Economically, look at two things:  the money supply and the Fed balance sheet. There are several competing and overlapping concepts of what a nation’s “money supply“ is. For this purpose, I will refer to the “monetary base” of the United States, which the St Louis Fed tells usis the sum of currency (including coin) in circulation outside Federal Reserve Banks and the U.S. Treasury, plus deposits held by depository institutions at Federal Reserve Banks” and with a reasonable degree of accuracy captures the money everyone in the economy owns at a given time; presently it’s approximately $2.6T, according again to the St Louis Fed.  So the injection of $1T in new money into the economy through Treasury spending over the course of the year, without some action to offset that, would increase the monetary base by about 38%, which is a dramatic increase likely to produce inflation in some amount. 

Now the response to this is obvious: It doesn’t go into the monetary base and the economy all at once, but only as it is disbursed over a year and Treasury is supposed to disburse that money over the year anyway, because it’s Federal spending in the normal course, so it’s not per se inflationary. It’s just a question of how you manage its injection over the course of the year and what steps you take to withdraw a more or less comparable amount of money from the economy over the same time; and, since the supply of new Treasuries will be far below the demand that is customarily present, the Fed can sell old Treasuries from its balance sheet to meet that demand and you wind up in the same place.

So we turn to the Fed’s balance sheet to see how this is so.

The Fed published its consolidated balance sheet weekly and you can see the latest one at Item 8 on this webpage.  It shows the Fed has $2.9T in total assets, of which $1.68T are Treasuries.  So it is true – for one year and some portion of a second – that the Fed could offset the monetization of the $1T Coin.  But the strategy would either become outright inflationary in the second year or have to be abandoned, with the political process reverting to the standoff / technical default risk that exists today.
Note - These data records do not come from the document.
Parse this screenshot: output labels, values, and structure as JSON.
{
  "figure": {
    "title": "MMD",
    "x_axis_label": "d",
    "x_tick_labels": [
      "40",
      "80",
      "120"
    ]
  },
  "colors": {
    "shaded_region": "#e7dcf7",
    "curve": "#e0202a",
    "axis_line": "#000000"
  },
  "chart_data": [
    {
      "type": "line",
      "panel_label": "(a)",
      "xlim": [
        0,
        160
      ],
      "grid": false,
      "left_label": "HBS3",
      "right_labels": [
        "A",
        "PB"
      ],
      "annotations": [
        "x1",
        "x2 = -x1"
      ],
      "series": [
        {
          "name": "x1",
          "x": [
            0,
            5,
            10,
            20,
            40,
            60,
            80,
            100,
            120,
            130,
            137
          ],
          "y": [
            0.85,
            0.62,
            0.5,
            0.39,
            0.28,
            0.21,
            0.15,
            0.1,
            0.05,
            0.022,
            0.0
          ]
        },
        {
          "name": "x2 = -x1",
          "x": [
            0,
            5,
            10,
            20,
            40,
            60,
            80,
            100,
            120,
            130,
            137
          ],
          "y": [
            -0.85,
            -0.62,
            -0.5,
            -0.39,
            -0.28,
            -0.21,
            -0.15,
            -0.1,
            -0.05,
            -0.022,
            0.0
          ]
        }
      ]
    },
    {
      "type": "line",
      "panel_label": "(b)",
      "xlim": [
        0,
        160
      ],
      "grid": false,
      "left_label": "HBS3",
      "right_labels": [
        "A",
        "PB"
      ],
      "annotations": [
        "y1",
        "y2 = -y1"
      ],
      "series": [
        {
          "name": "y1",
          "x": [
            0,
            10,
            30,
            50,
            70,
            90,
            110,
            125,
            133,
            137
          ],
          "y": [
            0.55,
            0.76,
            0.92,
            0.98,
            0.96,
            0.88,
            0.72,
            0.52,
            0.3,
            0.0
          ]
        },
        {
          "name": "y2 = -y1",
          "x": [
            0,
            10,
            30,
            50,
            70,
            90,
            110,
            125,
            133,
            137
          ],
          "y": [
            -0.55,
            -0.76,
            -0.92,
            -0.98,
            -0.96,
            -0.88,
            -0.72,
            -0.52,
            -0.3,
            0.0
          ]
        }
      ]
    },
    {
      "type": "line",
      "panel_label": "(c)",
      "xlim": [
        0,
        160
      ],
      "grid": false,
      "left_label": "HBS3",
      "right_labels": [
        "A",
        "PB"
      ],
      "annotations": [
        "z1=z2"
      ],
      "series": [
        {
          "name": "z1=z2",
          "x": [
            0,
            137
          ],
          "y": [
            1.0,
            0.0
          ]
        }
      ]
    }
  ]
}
However, I think it is reasonable to predict that, as the market realized the Fed’s supply of Treasuries would be exhausted in the second year, rates would rise and the value of Treasuries would fall on account of the expectations of either default from an end to the gambit or inflation on account of continued use of the gambit without any means to offset the monetization of the deficit. 

So based on these reasons, I think the Fed would have a sound basis to decline to cooperate with Treasury in the $1T Coin gambit.  The Fed would say in effect, it can’t work for more than a year; we’ll all be back here in a worse position; we’re not going to compromise our independence and if we did it would have detrimental long term effects on the soundness of our currency; and we are legally within our rights to decline to do so and in deed we may be prohibited from doing this.  In recall that in 2011 when the debt ceiling was then at issue, Ron Paul called on the Fed to solve it by destroying the Treasuries it held, thereby reducing the amount outstanding by the amount destroyed.  I don't recall anyone thinking the Fed would take his advice, which isn't that much different in principle than the $1T Coin gambit.  

I am inclined to think a sensible administration would take this into account and not go down such a road in the first place, notwithstanding the way its allies in the blogosphere are pounding the drum for it.